According to the Post, lawmakers will endorse “ability to buy insurance across state lines, guaranteed renewability of policies and changes to medical-malpractice regulations.” Once Obama’s health care reform law is repealed, insurers will be able to discriminate against individuals with pre-existing conditions, though the GOP-backed proposal will offer sicker individuals coverage through “high-risk insurance pools” managed and subsidized by the states.” The alternative will also promote health savings accounts, allow small businesses “to purchase coverage together” and permit young people to stay on their parents’ health care plan until age 26.
If that last plank sounds a whole lot like the Affordable Care Act, that’s because it is. Of the seven provisions outlined by the Post, five — save health savings accounts and malpractice reform — are already included in the law in one way or another. The provisions may not be drafted exactly the GOP’s liking, but they accomplish very similar goals:
— Buying insurance across state lines. SEC. 1333 of the ACA creates “Health Care Choice Compacts,” which allows insurers to sell policies within the confines of state compacts, so long as the companies follow the consumer protection standards designed and agreed to by the states.
— Renewability. SEC. 2703 of the ACA states that “if a health insurance issuer offers health insurance coverage in the individual or group market, the issuer must renew or continue in force such coverage at the option of the plan sponsor or the individual, as applicable.”
— High-risk insurance pools. SEC. 1001 of the ACA created a temporary program that provided immediate access to insurance for individuals with pre-existing conditions. Ultimately, the initiative — which provided coverage only to sick people — proved unsustainable and ran out of money earlier than expected.

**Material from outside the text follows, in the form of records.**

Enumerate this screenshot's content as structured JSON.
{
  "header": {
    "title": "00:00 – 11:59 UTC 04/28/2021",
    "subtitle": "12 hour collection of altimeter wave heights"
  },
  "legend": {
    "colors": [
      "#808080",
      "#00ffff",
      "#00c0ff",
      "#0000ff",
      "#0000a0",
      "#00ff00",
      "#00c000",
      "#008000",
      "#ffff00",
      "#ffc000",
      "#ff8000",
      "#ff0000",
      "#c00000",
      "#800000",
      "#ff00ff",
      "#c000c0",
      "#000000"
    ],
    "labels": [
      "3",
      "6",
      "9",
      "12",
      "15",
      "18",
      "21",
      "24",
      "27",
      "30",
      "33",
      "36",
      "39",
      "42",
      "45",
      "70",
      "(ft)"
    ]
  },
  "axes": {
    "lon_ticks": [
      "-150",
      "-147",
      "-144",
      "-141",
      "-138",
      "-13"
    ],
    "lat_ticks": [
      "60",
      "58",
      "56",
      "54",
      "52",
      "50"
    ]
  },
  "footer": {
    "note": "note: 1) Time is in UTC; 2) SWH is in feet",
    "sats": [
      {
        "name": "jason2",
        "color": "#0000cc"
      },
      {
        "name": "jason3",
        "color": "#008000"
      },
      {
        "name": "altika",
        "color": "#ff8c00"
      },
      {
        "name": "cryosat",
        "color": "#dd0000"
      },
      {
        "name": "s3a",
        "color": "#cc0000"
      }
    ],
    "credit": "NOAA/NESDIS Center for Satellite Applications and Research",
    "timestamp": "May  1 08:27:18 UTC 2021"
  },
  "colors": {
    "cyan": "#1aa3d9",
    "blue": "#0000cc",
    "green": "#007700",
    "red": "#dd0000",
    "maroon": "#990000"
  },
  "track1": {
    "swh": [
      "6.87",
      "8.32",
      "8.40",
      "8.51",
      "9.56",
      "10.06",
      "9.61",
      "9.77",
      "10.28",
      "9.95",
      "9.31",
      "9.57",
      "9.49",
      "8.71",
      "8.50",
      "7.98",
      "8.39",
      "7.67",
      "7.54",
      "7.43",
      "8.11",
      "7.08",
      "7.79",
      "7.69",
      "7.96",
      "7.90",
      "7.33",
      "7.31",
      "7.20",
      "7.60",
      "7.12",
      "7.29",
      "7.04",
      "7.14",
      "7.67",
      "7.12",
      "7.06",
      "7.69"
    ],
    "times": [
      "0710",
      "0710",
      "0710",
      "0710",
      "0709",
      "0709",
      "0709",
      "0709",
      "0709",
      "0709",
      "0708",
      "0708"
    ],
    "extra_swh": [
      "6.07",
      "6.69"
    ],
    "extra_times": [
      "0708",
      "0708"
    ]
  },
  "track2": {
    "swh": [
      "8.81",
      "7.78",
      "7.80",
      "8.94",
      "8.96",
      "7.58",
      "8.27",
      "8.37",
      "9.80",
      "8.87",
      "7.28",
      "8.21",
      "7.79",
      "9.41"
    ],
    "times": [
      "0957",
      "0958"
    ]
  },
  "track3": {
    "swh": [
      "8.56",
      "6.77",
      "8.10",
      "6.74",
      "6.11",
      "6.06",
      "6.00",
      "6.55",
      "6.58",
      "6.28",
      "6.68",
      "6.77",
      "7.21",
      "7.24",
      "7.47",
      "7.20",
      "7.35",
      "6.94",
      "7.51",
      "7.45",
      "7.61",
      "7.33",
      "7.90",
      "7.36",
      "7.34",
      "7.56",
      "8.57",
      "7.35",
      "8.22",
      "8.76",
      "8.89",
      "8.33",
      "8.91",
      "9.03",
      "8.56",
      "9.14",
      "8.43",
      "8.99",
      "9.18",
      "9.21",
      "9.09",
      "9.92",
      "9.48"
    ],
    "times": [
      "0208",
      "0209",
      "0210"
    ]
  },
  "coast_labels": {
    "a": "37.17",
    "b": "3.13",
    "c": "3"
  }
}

— Small business purchase coverage together. SEC. 1311 of the ACA “provides for the establishment of a Small Business Health Options Program (in this title referred to as a ‘‘SHOP Exchange’’) that is designed to assist qualified employers in the State who are small employers in facilitating the enrollment of their employees in qualified health plans offered in the small group market in the State.”
— Children on their parents’ plans. SEC. 2714 of the ACA states that “A group health plan and a health insurance issuer offering group or individual health insurance coverage that provides dependent coverage of children shall continue to make such coverage available for an adult child until the child turns 26 years of age.”
A GOP alternative is not a certainty, however. Republicans had promised to introduce a single party-backed alternative to the law since 2009 and have repeatedly reneged on that pledge. Some conservative lawmakers are still “wary of the push to have House Republicans sing as a unified chorus,” arguing that the party out of power does not have to offer a detailed governing agenda and could make gains in 2014 by criticizing the unpopular law. A detailed proposal could also open the party up to policy criticism. When Republicans last offered a leadership-supported plan in 2009 — which closely resembles the above mentioned principles — the Congressional Budget Office estimated that “the number of nonelderly people without health insurance would be reduced by about 3 million relative to current law, leaving about 52 million nonelderly residents uninsured.”